MACKLIN ON GRAVY TRAIN
LABOR’S chief protector of pensioners will retire on at least $200,000 a year while her party tries to strip thousands of dollars from 9300 people in her Victorian electorate.
Opposition social services spokeswoman Jenny Macklin is one of the few MPs left in parliament entitled to the huge pension for life — but she is backing Labor’s plan to scrap share tax refunds to 214,000 pensioners across Australia.
Opposition Leader Bill Shorten will also cash in once he retires, having received 15.4 per cent super contributions on his six-figure wage, compared to the 9.5 per cent rate paid to ordinary workers.
About 6200 taxpayers in his Maribyrnong electorate will be worse off under the plan, which hits 970,000 people nationwide earning less than $37,000.
A total of 5300 Batman residents face losing their share tax credits, making this weekend’s by-election the first major test of Labor’s controversial policy.
In a move that will wedge Labor, the Greens — who are favourites to win the seat in Melbourne’s inner north — say they are worried pensioners will be hurt by the changes.
Greens leader Richard Di Natale said they would look to amend Labor’s policy, possibly to make it means-tested, so it “doesn’t make inequality worse for struggling pensioners”.
Alex Bhathal, the party’s Batman candidate, said pensioners in the area were “concerned about the impact Labor’s proposal could have on them”.
“We need to be doing everything in our power to tackle inequality, not make it worse,” she said.
Labor’s tax reform plan from 1998 supported paying tax credits to shareholders and said it would be “a significant benefit for older Australians, especially self-funded retirees on lower incomes”.
Shadow treasurer Chris Bowen has been forced to admit the party’s plan to scrap them if elected, raising $59 billion over a decade, would impact 200,000 part-pensioners and 14,000 full pensioners.
Mr Shorten called it “a tidy little arrangement which the nation can no longer afford”.
“(Malcolm) Turnbull is using a few pensioners as human shields to justify feather bedding the very rich who are getting a tax loophole which is simply unsustainable,” he said.
Ms Macklin, member for Jagajaga, called the Liberals the “party of pension cuts”, listing proposed and finalised changes by the government since 2014, including axing supplements to self-funded retirees and lifting the pension age. “Labor will not be lectured to by Malcolm Turnbull or Scott Morrison about standing up for pensioners,” she said.

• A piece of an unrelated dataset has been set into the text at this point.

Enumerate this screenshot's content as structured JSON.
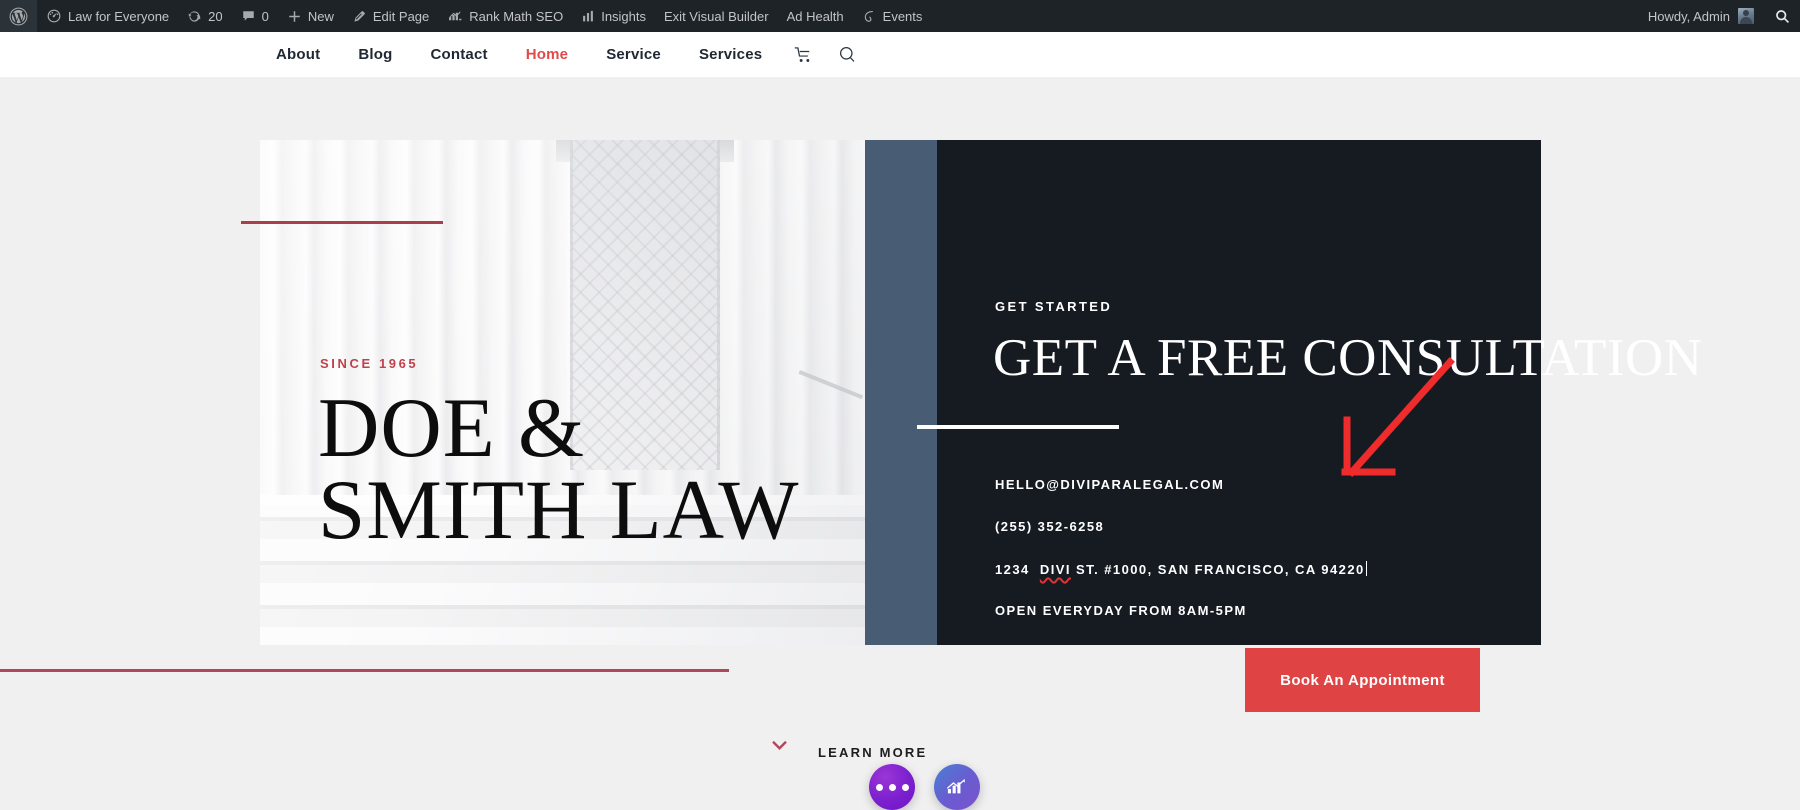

But the Prime Minister slammed Labor’s “cash grab”, accusing Mr Shorten of “robbing” pensioners and retirees, despite his claim that the policy targeted wealthy shareholders.
He said removing the share tax refunds was “effectively taxing them twice”.
“This is an attack targeted on people on lower and middle incomes — it is taking money from people who have worked and saved all their lives and are battling,” Mr Turnbull said.
“He can dress this up as much as he likes, but I tell you Australian pensioners, selffunded retirees, know who it’s targeted at.”